Secondly, my question: I am considering my first build to be a lean-to sharing a wall with the house in order to make the most of the narrow piece of land to the side of my house. How do I ensure that I will successfully seal the shed to the house and not compromise the house or shed with regards to water tightness etc. As a side note, I intend to consult with my local council to fully understand any restrictions/guidelines associated with this (as has been discussed on other threads).
The shed will be a pent roof type and plan to seal the top edge against the house with overlapping flashing, my real area of unknown is the vertical joints where the walls join the house. Is it really as simple as filling the void with putty/sealant? I'm sure there is a more comprehensive method to do this and any advice would be gratefully received.
On a separate point, there will be very little space (circa 100mm) between the outer wall and the neighbouring property, should I be concerned regarding a damp atmosphere in this gap? My intent is to fit guttering to this side of the roof to collect rainwater running off the roof, but I imagine the air will be still a lot of the time and so may remain moist. NOTE: the wall on this side will be pre-treated with a long-term coating (TBC) so will not require access to re-apply whilst I am in the property - that's the plan at least!
Sorry for the wordy post. If you need more information please ask.

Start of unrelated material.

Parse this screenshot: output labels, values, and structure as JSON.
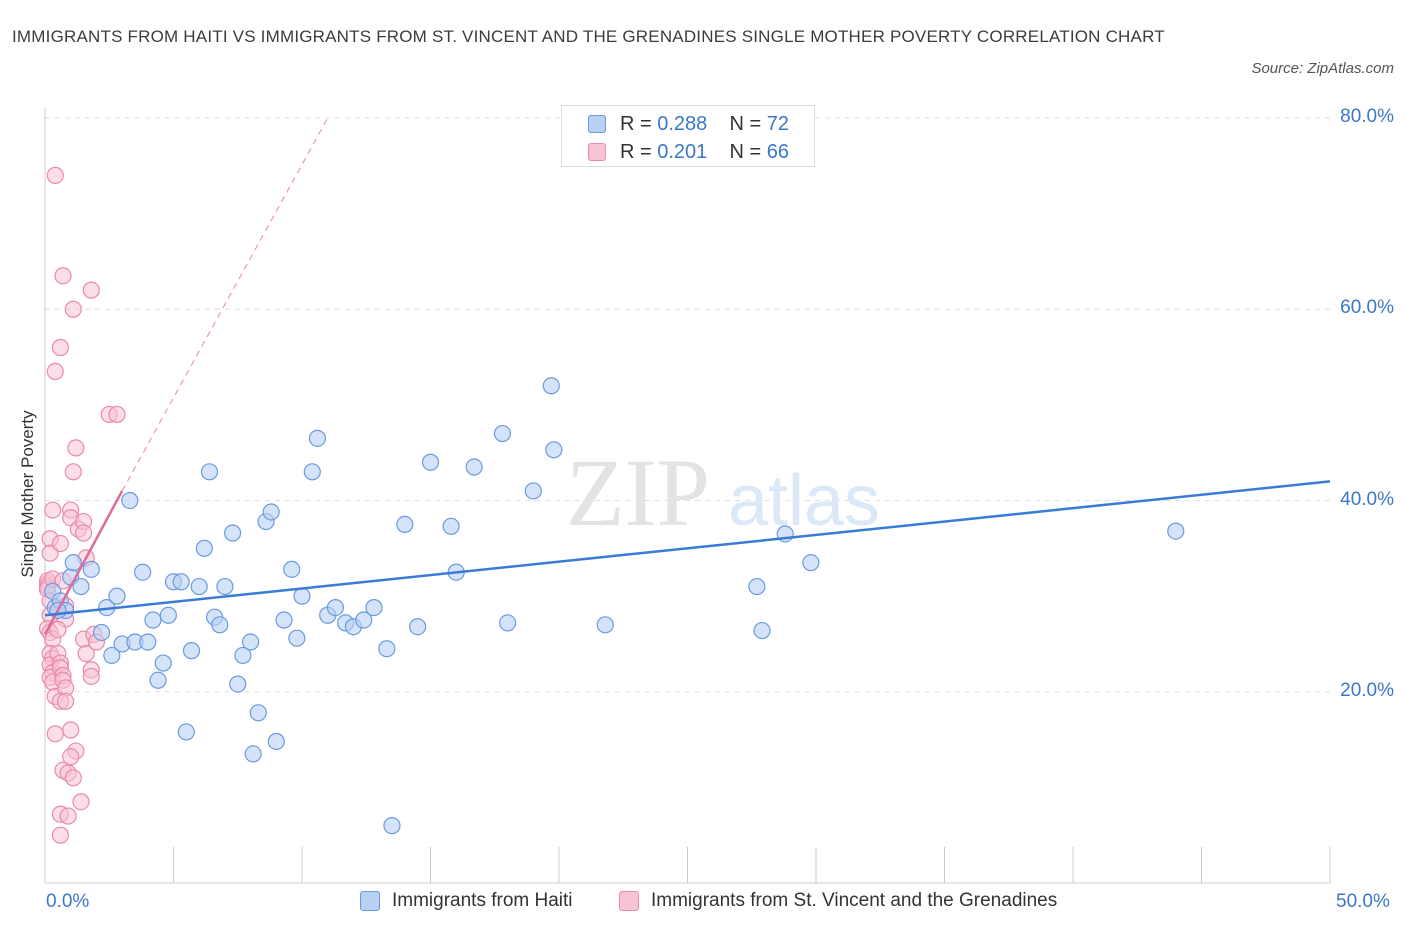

10x4 shed off of stucco house
by Paul Tyner
(Oceanside, CA USA)
Hello John, I want to build a shed off of our house that is roughly 10'wide by 4'deep and will give us easy access to our 4 bicycles. I was thinking on each 4' end - we'll need a door and on half of the 10' section a sliding door giving us a 5ft wide slider. Make sense...?
It is on a newer concrete slab and I'd want to use that as the floor. What questions do you have?

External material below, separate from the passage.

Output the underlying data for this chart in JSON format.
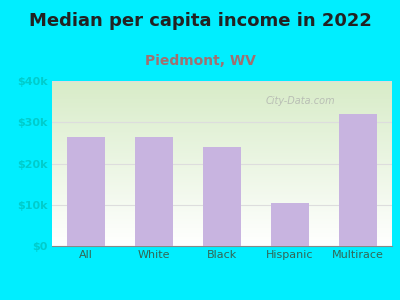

Thank YOU for your assistance.
Shed attached to house
I am considering building a garden office on the land to the side of my house it is the old driveway before it was fenced off and a driveway put out the front of the house. The area is approx 6m long x 4m deep at the widest point and 2.5m deep at the narrowest (it is a wedge-shaped plot of land)
I want to know if there are any regulations that say I cannot build on the land without planning permission and importantly can I make the house one wall of the shed?
The other side of the plot is my neighbour's boundary and he has a similar plot on his side of the boundary.
The front of my plot is fenced off from the driveway and not visible from the road. The shed (office) will not be nearer the road than the existing house and will be under 2.5M tall
I am enquiring about the 5M rule (must be 5M away from the house)that I have seen on some sites but is not mentioned on the government's interactive website for planning.
Creating a lean-to on to an existing Gambrel shed
by John Szesnat Sr.
( Altamont, NY)
I am wishing help with building a Lean-to off my existing shed the existing shed (Photo Attached) is 10'x10' and 10'7" high. Need help in designing and with the roof pitch. I would like the lean-to to be as wide 8 to 10 feet and high as possible This a first for building as was the shed. Please, any help would be appreciated.
Thank you for your time and effort in this matter.